Two structures are homeotypic if they are similar, but fail to fulfil the aforementioned conditions for isotypism because of different symmetry, because corresponding atomic positions are occupied by several different kinds of atoms (substitution derivatives) or because the geometric conditions differ (different axes ratios, angles, or atomic coordinates) (Müller 1991).

A homology is a series of structures built on the same structural principle with certain module(s) expanding in various  dimension(s)  by  regular  increments.  This  could be  through  the  addition  of  a  layer  or  row  of  atoms  on  a given  module.  If  the  module  assembly  principle  is  constant and only the module size and volume evolve, then we can view the series as a set of isoreticular compounds (Kanatzidis 2004).

Merotypic structures (merotypes; meros = part) are composed of alternating layers (blocks), in the same way as do the homologous series. However, one set of these building layers (blocks) are common to all merotypes (i.e. they are isotypic, homeotypic or they are mutually related via homologous expansion/contraction) whereas layers (blocks) of the other set(s) differ for different mesotypes (Merlino 1997).
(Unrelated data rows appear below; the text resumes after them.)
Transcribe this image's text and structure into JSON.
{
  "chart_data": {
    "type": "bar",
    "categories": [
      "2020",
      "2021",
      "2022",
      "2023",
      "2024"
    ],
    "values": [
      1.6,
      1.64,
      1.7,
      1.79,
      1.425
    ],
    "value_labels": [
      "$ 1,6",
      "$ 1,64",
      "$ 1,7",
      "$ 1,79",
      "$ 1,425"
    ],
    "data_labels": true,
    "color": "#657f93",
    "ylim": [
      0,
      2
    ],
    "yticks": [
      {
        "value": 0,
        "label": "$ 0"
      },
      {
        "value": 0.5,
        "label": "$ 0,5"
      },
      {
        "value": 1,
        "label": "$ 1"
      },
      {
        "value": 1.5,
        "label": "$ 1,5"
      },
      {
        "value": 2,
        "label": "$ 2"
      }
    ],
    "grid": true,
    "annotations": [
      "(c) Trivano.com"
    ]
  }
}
Plesiotypic structures (plesiotypes; plesios = near, close) form a group, that is built on the same overall principles. It means that (a) they contain fundamental structural elements (blocks, layers) of the same general type(s) and (b) mutual disposition/interconnection of these elements in all plesiotypes follows the same general rules. However, unlike the homologuous series, (1) the plesiotypic structures may contain additional structural elements that differ from one member of the family to another; (2) details of fundamental elements may may also differ between distinct members of one plesiotypic family; within this family, such elements may be interrelated by means of homologous or non-homologousexpansion, truncation, slip planes across them or in their interior, etc.; (3) details of the relationships sub (b) may differ as well (Merlino 1997).

References:
Moëlo Y., Makovicky E., Mozgova N.N., Jambor J.L., Cook N., Pring A., Paar W., Nickel E.H., Graeser S., Karup-Møller S., Balic-Žunic T., Mumme W.G., Vurro F., Topa D., Bindi L., Bente K. & Shimizu M. (2008): Sulfosalt systematics: a review. Report of the sulfosalt sub-committee of the IMA Commission on Ore Mineralogy. Eur. J. Mineral. 20, 7–46.